Patients who are suspicious: Patients who have a complex case of dental anxiety often are distrustful of dentists. Dental health staff can be accused of evil intent, which can be perceived as highly unreasonable. It is useful to remind yourself that the underlying feeling may be anxiety and that the patient very rarely has a desire to be “difficult.” Other patients are suspicious of almost everyone they meet as part of their personality or personality disorder.

Patients who cry: Crying is an emotional expression that may feel shameful to adults. However, it may be helpful to cry when in need of it, and dental professionals should be emphatic and always say, “It is totally OK to cry” or feel free to ask an open question about how patients want their crying to be taken into account. This is highly individualized. Some patients think that it is okay to keep going with the treatment even if they cry, whereas others need time to reconsolidate. The main thing is to make crying harmless.

Summary

Adequate psychological management of dental anxiety is important to treat and prevent anxiety and, consequently, to prevent poor oral health. Whatever the method, the patient rarely gets completely rid of his/her anxiety but can learn to endure, understand, verbalize, regulate, deal with, and live with it and not let it control the patient’s choices. Treatment may be successful, but the risk of relapse is relatively high.
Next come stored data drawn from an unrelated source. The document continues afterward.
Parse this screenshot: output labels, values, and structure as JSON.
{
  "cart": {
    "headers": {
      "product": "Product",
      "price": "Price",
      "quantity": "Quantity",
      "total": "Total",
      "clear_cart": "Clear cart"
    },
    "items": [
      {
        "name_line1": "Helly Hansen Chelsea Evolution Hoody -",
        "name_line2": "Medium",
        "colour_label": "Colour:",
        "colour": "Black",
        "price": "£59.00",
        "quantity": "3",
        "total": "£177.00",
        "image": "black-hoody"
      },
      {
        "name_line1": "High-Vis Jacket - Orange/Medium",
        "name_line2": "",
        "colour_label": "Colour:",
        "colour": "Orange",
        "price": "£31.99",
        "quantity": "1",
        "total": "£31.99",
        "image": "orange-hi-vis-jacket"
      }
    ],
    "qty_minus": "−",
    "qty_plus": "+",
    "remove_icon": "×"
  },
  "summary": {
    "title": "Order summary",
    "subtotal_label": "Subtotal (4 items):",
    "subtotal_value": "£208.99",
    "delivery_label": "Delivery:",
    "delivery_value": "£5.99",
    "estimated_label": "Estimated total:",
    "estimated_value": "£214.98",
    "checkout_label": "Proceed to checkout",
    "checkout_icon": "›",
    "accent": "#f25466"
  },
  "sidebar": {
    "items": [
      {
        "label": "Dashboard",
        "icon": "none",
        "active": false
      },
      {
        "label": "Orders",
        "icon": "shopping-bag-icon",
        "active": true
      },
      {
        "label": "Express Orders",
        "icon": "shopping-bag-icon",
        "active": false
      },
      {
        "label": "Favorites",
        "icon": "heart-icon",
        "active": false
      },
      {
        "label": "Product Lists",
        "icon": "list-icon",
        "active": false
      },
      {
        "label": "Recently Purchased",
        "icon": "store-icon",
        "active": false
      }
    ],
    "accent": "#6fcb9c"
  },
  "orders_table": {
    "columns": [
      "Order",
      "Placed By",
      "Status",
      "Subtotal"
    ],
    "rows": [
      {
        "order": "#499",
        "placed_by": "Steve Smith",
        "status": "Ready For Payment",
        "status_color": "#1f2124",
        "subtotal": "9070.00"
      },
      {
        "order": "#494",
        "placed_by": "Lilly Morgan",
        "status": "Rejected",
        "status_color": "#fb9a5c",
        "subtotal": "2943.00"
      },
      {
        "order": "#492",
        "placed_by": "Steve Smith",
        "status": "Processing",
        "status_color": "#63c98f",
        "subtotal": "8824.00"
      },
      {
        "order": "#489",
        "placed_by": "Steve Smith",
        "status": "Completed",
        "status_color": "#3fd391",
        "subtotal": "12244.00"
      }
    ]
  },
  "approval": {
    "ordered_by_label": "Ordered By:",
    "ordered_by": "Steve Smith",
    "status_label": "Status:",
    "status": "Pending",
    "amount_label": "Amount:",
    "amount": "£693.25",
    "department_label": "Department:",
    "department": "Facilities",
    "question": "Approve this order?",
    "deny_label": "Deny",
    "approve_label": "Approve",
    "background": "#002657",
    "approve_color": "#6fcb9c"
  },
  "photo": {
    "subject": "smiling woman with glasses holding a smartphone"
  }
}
  • The more knowledge about anxiety treatment, the better the treatment that can be offered and the safer the patient and the dentist feel.

  • The dentist–patient relationship has a decisive impact on the results of dental anxiety treatment and must have high priority.

  • The patient should be in “the driver’s seat” and given control over his/her treatment situation.

  • An individual coping plan is a useful and time-efficient tool.

  • Explain–tell–show–do provides predictability and control throughout the treatment.

  • Sedation should never be used alone but as a supplement to psychological management of dental anxiety.